Проснулся он с двумя женскими головами на груди и первым делом попытался осторожно избавиться от их раскаленной тяжести. С неимоверным трудом выпростав из-под одеяла затекшие, бесчувственные руки, он приподнял и отодвинул сначала темно-русую, а за ней и вторую, рыжую, с волосами, похожими на тугой моток медной проволоки. Рыжая, что-то пробормотав, перевернулась на спину и продолжила спать, как убитая. Русоголовая же опять упала ему лицом на грудь, и пришлось освобождаться сызнова.

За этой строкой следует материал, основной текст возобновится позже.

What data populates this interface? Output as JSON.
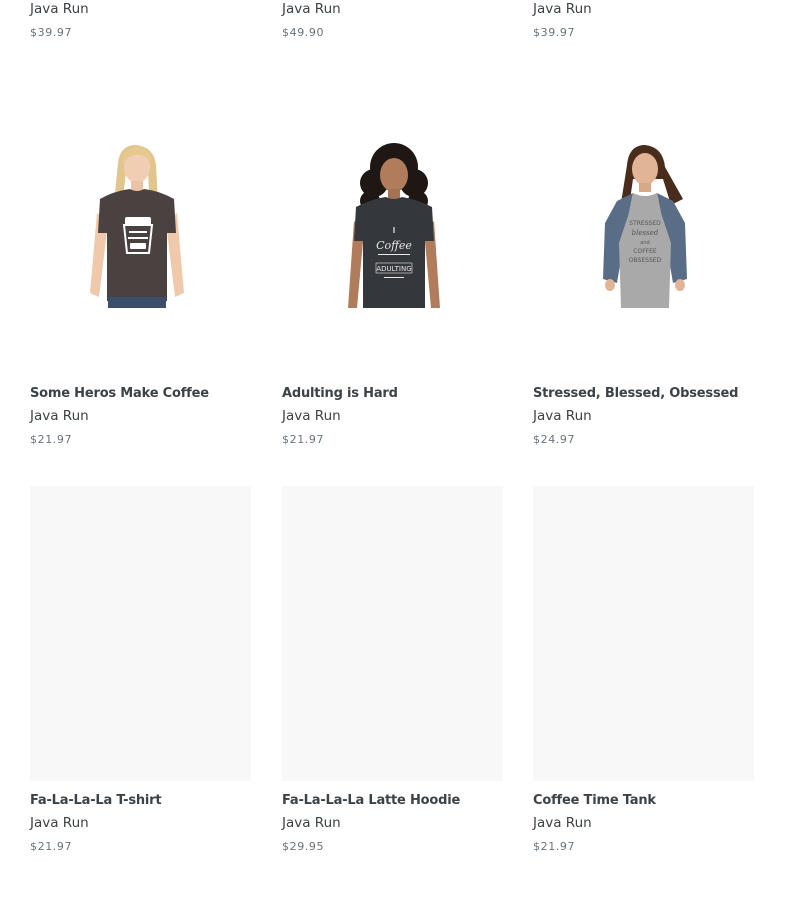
{
  "products_top_row": [
    {
      "vendor": "Java Run",
      "price": "$39.97"
    },
    {
      "vendor": "Java Run",
      "price": "$49.90"
    },
    {
      "vendor": "Java Run",
      "price": "$39.97"
    }
  ],
  "products_middle_row": [
    {
      "title": "Some Heros Make Coffee",
      "vendor": "Java Run",
      "price": "$21.97",
      "shirt_color": "#4a4240",
      "print_color": "#ffffff",
      "image_icon": "woman-brown-tshirt-image"
    },
    {
      "title": "Adulting is Hard",
      "vendor": "Java Run",
      "price": "$21.97",
      "shirt_color": "#34383d",
      "print_color": "#e8e8e8",
      "image_icon": "woman-charcoal-tshirt-image"
    },
    {
      "title": "Stressed, Blessed, Obsessed",
      "vendor": "Java Run",
      "price": "$24.97",
      "shirt_color": "#a9a9a9",
      "sleeve_color": "#5a6d87",
      "print_color": "#555555",
      "image_icon": "woman-raglan-tshirt-image"
    }
  ],
  "products_bottom_row": [
    {
      "title": "Fa-La-La-La T-shirt",
      "vendor": "Java Run",
      "price": "$21.97"
    },
    {
      "title": "Fa-La-La-La Latte Hoodie",
      "vendor": "Java Run",
      "price": "$29.95"
    },
    {
      "title": "Coffee Time Tank",
      "vendor": "Java Run",
      "price": "$21.97"
    }
  ],
  "colors": {
    "text": "#3d4246",
    "price": "#69727b",
    "placeholder": "#f8f8f8"
  }
}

Ни за что не желала от Камлаева отделяться, и тогда он ухватил ее за плечо, перевернул и, морщась от боли, что разламывала темя и затылок, перелез через свою вчерашнюю любовницу, имя которой напрочь забыл. В соседней комнате спали Ленька Голубев и Марик Листимлянский со своим бабьем. В чем мать родила он прошлепал на кухню и, изогнув поджарый, длинный стан, сунул голову под ледяную струю из крана. Батарея пустых водочных бутылок на кухонном столе привела его в отчаяние: он почувствовал себя несчастным Мидасом, осужденным умереть не от голода — от похмелья, и каждая бутылка, к которой притрагивался новоиспеченный царь ослов, оказывалась пустой… Вернувшись назад, он увидел, что Голубев пробудился и, сидя, как индийский божок, взирает осоловелыми глазами на следы вчерашнего мамаева побоища.